The above-mentioned BPSD in DLB bother caregivers and patients so frequently that the early diagnosis of DLB is important, because the BPSD can be reduced or improved by early intervention. Cognitive impairment is often not prominent during the early stage of DLB. Therefore, it is better to diagnose DLB early when cognitive impairments are still at the level of mild cognitive impairment (MCI). The diagnosis of DLB should be considered on the following occasions: when characteristic visual hallucinations are marked; when RBD is prominent; when senile depression is followed by cognitive impairment; when dementia occurs during the course of Parkinson disease; when occipital hypoperfusion is present on single photon emission computed tomography (SPECT); or when meta-iodobenzylguanidine (MIBG) uptake is disturbed in MIBG myocardial scintigraphy.

As for the medication used to treat BPSD in DLB, the first choice is donepezil chloride (in Japan, donepezil is the only cholinesterase inhibitor available).
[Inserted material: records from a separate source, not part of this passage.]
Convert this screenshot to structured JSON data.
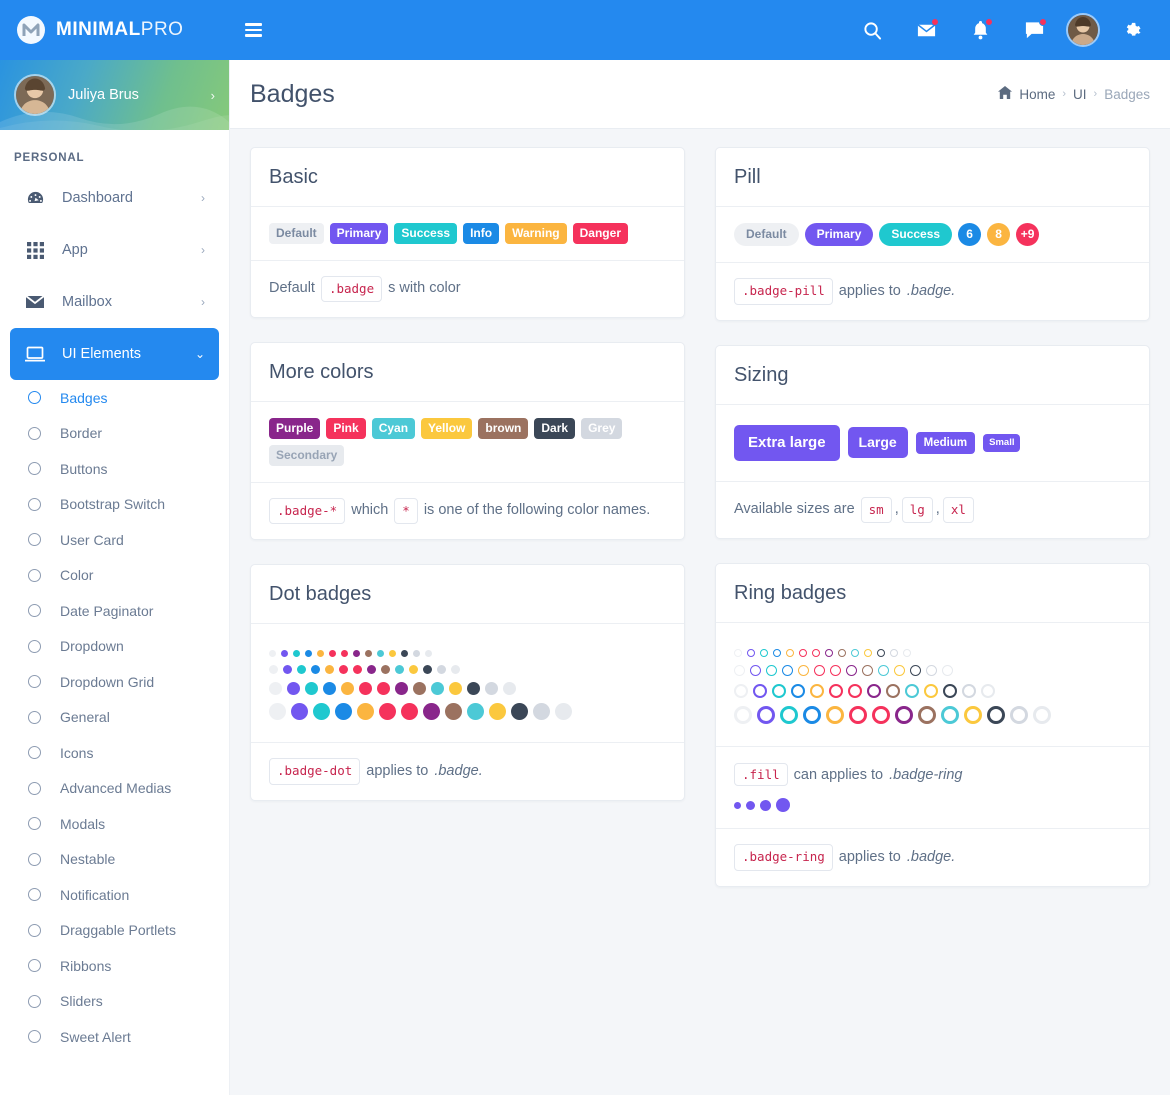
{
  "brand": {
    "name_bold": "MINIMAL",
    "name_light": "PRO",
    "logo_icon": "m-logo-icon"
  },
  "topbar": {
    "menu_icon": "hamburger-icon",
    "icons": [
      {
        "name": "search-icon",
        "badge": false
      },
      {
        "name": "mail-icon",
        "badge": true
      },
      {
        "name": "bell-icon",
        "badge": true
      },
      {
        "name": "chat-icon",
        "badge": true
      }
    ],
    "avatar_name": "user-avatar",
    "settings_icon": "gear-icon",
    "accent": "#2489ef"
  },
  "sidebar": {
    "user": {
      "name": "Juliya Brus",
      "chevron": "›"
    },
    "section_label": "PERSONAL",
    "items": [
      {
        "label": "Dashboard",
        "icon": "speedometer-icon",
        "chevron": "›",
        "active": false
      },
      {
        "label": "App",
        "icon": "grid-icon",
        "chevron": "›",
        "active": false
      },
      {
        "label": "Mailbox",
        "icon": "envelope-icon",
        "chevron": "›",
        "active": false
      },
      {
        "label": "UI Elements",
        "icon": "monitor-icon",
        "chevron": "⌄",
        "active": true
      }
    ],
    "subitems": [
      {
        "label": "Badges",
        "active": true
      },
      {
        "label": "Border",
        "active": false
      },
      {
        "label": "Buttons",
        "active": false
      },
      {
        "label": "Bootstrap Switch",
        "active": false
      },
      {
        "label": "User Card",
        "active": false
      },
      {
        "label": "Color",
        "active": false
      },
      {
        "label": "Date Paginator",
        "active": false
      },
      {
        "label": "Dropdown",
        "active": false
      },
      {
        "label": "Dropdown Grid",
        "active": false
      },
      {
        "label": "General",
        "active": false
      },
      {
        "label": "Icons",
        "active": false
      },
      {
        "label": "Advanced Medias",
        "active": false
      },
      {
        "label": "Modals",
        "active": false
      },
      {
        "label": "Nestable",
        "active": false
      },
      {
        "label": "Notification",
        "active": false
      },
      {
        "label": "Draggable Portlets",
        "active": false
      },
      {
        "label": "Ribbons",
        "active": false
      },
      {
        "label": "Sliders",
        "active": false
      },
      {
        "label": "Sweet Alert",
        "active": false
      }
    ]
  },
  "page": {
    "title": "Badges",
    "breadcrumb": {
      "home_icon": "home-icon",
      "home": "Home",
      "sep": "›",
      "middle": "UI",
      "current": "Badges"
    }
  },
  "palette": {
    "default": "#eef0f3",
    "default_text": "#7b8aa1",
    "primary": "#7257f0",
    "success": "#1fc8cf",
    "info": "#1b8ae5",
    "warning": "#fbb540",
    "danger": "#f5325c",
    "purple": "#89268b",
    "pink": "#f5325c",
    "cyan": "#4cc9d6",
    "yellow": "#fbc83e",
    "brown": "#9b7260",
    "dark": "#3b4757",
    "grey": "#d3d8e0",
    "secondary": "#e7eaee"
  },
  "cards": {
    "basic": {
      "title": "Basic",
      "badges": [
        {
          "label": "Default",
          "color": "default"
        },
        {
          "label": "Primary",
          "color": "primary"
        },
        {
          "label": "Success",
          "color": "success"
        },
        {
          "label": "Info",
          "color": "info"
        },
        {
          "label": "Warning",
          "color": "warning"
        },
        {
          "label": "Danger",
          "color": "danger"
        }
      ],
      "footer": {
        "pre": "Default",
        "code": ".badge",
        "post": "s with color"
      }
    },
    "pill": {
      "title": "Pill",
      "badges": [
        {
          "label": "Default",
          "color": "default",
          "shape": "pill"
        },
        {
          "label": "Primary",
          "color": "primary",
          "shape": "pill"
        },
        {
          "label": "Success",
          "color": "success",
          "shape": "pill"
        },
        {
          "label": "6",
          "color": "info",
          "shape": "circle"
        },
        {
          "label": "8",
          "color": "warning",
          "shape": "circle"
        },
        {
          "label": "+9",
          "color": "danger",
          "shape": "circle"
        }
      ],
      "footer": {
        "code": ".badge-pill",
        "post": "applies to",
        "em": ".badge."
      }
    },
    "more_colors": {
      "title": "More colors",
      "badges": [
        {
          "label": "Purple",
          "color": "purple"
        },
        {
          "label": "Pink",
          "color": "pink"
        },
        {
          "label": "Cyan",
          "color": "cyan"
        },
        {
          "label": "Yellow",
          "color": "yellow"
        },
        {
          "label": "brown",
          "color": "brown"
        },
        {
          "label": "Dark",
          "color": "dark"
        },
        {
          "label": "Grey",
          "color": "grey"
        },
        {
          "label": "Secondary",
          "color": "secondary"
        }
      ],
      "footer": {
        "code1": ".badge-*",
        "mid": "which",
        "code2": "*",
        "post": "is one of the following color names."
      }
    },
    "sizing": {
      "title": "Sizing",
      "badges": [
        {
          "label": "Extra large",
          "size": "xl"
        },
        {
          "label": "Large",
          "size": "lg"
        },
        {
          "label": "Medium",
          "size": "md"
        },
        {
          "label": "Small",
          "size": "sm"
        }
      ],
      "footer": {
        "pre": "Available sizes are",
        "codes": [
          "sm",
          "lg",
          "xl"
        ],
        "sep": ","
      }
    },
    "dot": {
      "title": "Dot badges",
      "colors": [
        "default",
        "primary",
        "success",
        "info",
        "warning",
        "danger",
        "pink",
        "purple",
        "brown",
        "cyan",
        "yellow",
        "dark",
        "grey",
        "secondary"
      ],
      "row_sizes": [
        7,
        9,
        13,
        17
      ],
      "footer": {
        "code": ".badge-dot",
        "post": "applies to",
        "em": ".badge."
      }
    },
    "ring": {
      "title": "Ring badges",
      "colors": [
        "default",
        "primary",
        "success",
        "info",
        "warning",
        "danger",
        "pink",
        "purple",
        "brown",
        "cyan",
        "yellow",
        "dark",
        "grey",
        "secondary"
      ],
      "row_sizes": [
        8,
        11,
        14,
        18
      ],
      "fill_note": {
        "code": ".fill",
        "post": "can applies to",
        "em": ".badge-ring"
      },
      "fill_sizes": [
        7,
        9,
        11,
        14
      ],
      "fill_color": "primary",
      "footer": {
        "code": ".badge-ring",
        "post": "applies to",
        "em": ".badge."
      }
    }
  }
}
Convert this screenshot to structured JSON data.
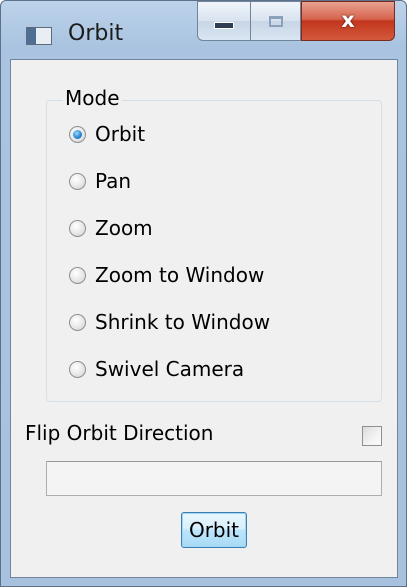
{
  "window": {
    "title": "Orbit",
    "close_glyph": "x",
    "icons": {
      "app": "window-app-icon",
      "minimize": "minimize-icon",
      "maximize": "maximize-icon",
      "close": "close-icon"
    }
  },
  "mode_group": {
    "label": "Mode",
    "selected": "Orbit",
    "options": [
      {
        "label": "Orbit",
        "checked": true
      },
      {
        "label": "Pan",
        "checked": false
      },
      {
        "label": "Zoom",
        "checked": false
      },
      {
        "label": "Zoom to Window",
        "checked": false
      },
      {
        "label": "Shrink to Window",
        "checked": false
      },
      {
        "label": "Swivel Camera",
        "checked": false
      }
    ]
  },
  "flip": {
    "label": "Flip Orbit Direction",
    "checked": false
  },
  "status_field": {
    "value": ""
  },
  "actions": {
    "orbit_label": "Orbit"
  },
  "colors": {
    "frame": "#a9c3e0",
    "client": "#f0f0f0",
    "close_button": "#c2351d",
    "radio_selected": "#2a8ad4",
    "button_border": "#3c7fb1"
  }
}
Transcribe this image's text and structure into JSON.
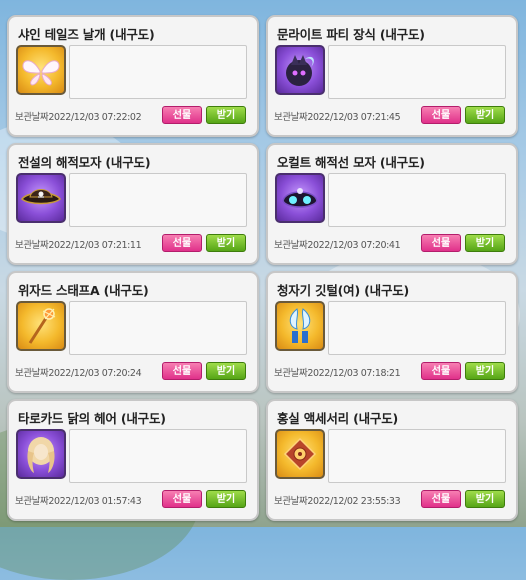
{
  "date_label": "보관날짜",
  "buttons": {
    "gift": "선물",
    "receive": "받기"
  },
  "items": [
    {
      "name": "샤인 테일즈 날개 (내구도)",
      "date": "2022/12/03 07:22:02",
      "icon": "wings-icon",
      "frame": "gold"
    },
    {
      "name": "문라이트 파티 장식 (내구도)",
      "date": "2022/12/03 07:21:45",
      "icon": "moonlight-party-ornament-icon",
      "frame": "purple"
    },
    {
      "name": "전설의 해적모자 (내구도)",
      "date": "2022/12/03 07:21:11",
      "icon": "pirate-hat-icon",
      "frame": "purple"
    },
    {
      "name": "오컬트 해적선 모자 (내구도)",
      "date": "2022/12/03 07:20:41",
      "icon": "occult-pirate-hat-icon",
      "frame": "purple"
    },
    {
      "name": "위자드 스태프A (내구도)",
      "date": "2022/12/03 07:20:24",
      "icon": "wizard-staff-icon",
      "frame": "gold"
    },
    {
      "name": "청자기 깃털(여) (내구도)",
      "date": "2022/12/03 07:18:21",
      "icon": "feather-ornament-icon",
      "frame": "gold"
    },
    {
      "name": "타로카드 닭의 헤어 (내구도)",
      "date": "2022/12/03 01:57:43",
      "icon": "curly-hair-icon",
      "frame": "purple"
    },
    {
      "name": "홍실 액세서리 (내구도)",
      "date": "2022/12/02 23:55:33",
      "icon": "red-thread-accessory-icon",
      "frame": "gold"
    }
  ]
}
Donepezil has been reported to be effective in the treatment of BPSD in DLB.13 The second choice is Yokukansan (a type of Kanpo (traditional Chinese herbal) medicine): Yi-Gan San.14 Yokukansan has received considerable attention in Japan as a treatment for BPSD in DLB. At present, wide multi-institutional clinical trials are underway to determine the effectiveness of Yokukansan in the treatment of BPSD in DLB. The third choice for therapy is atypical antipsychotics, including risperidone, quetiapine, aripiprazol, perospirone, and olanzapine. Serotonin–norepinephrine reuptake inhibitors (SNRIs) and selective serotonin reuptake inhibitors (SSRIs) are routinely used for the treatment of depression.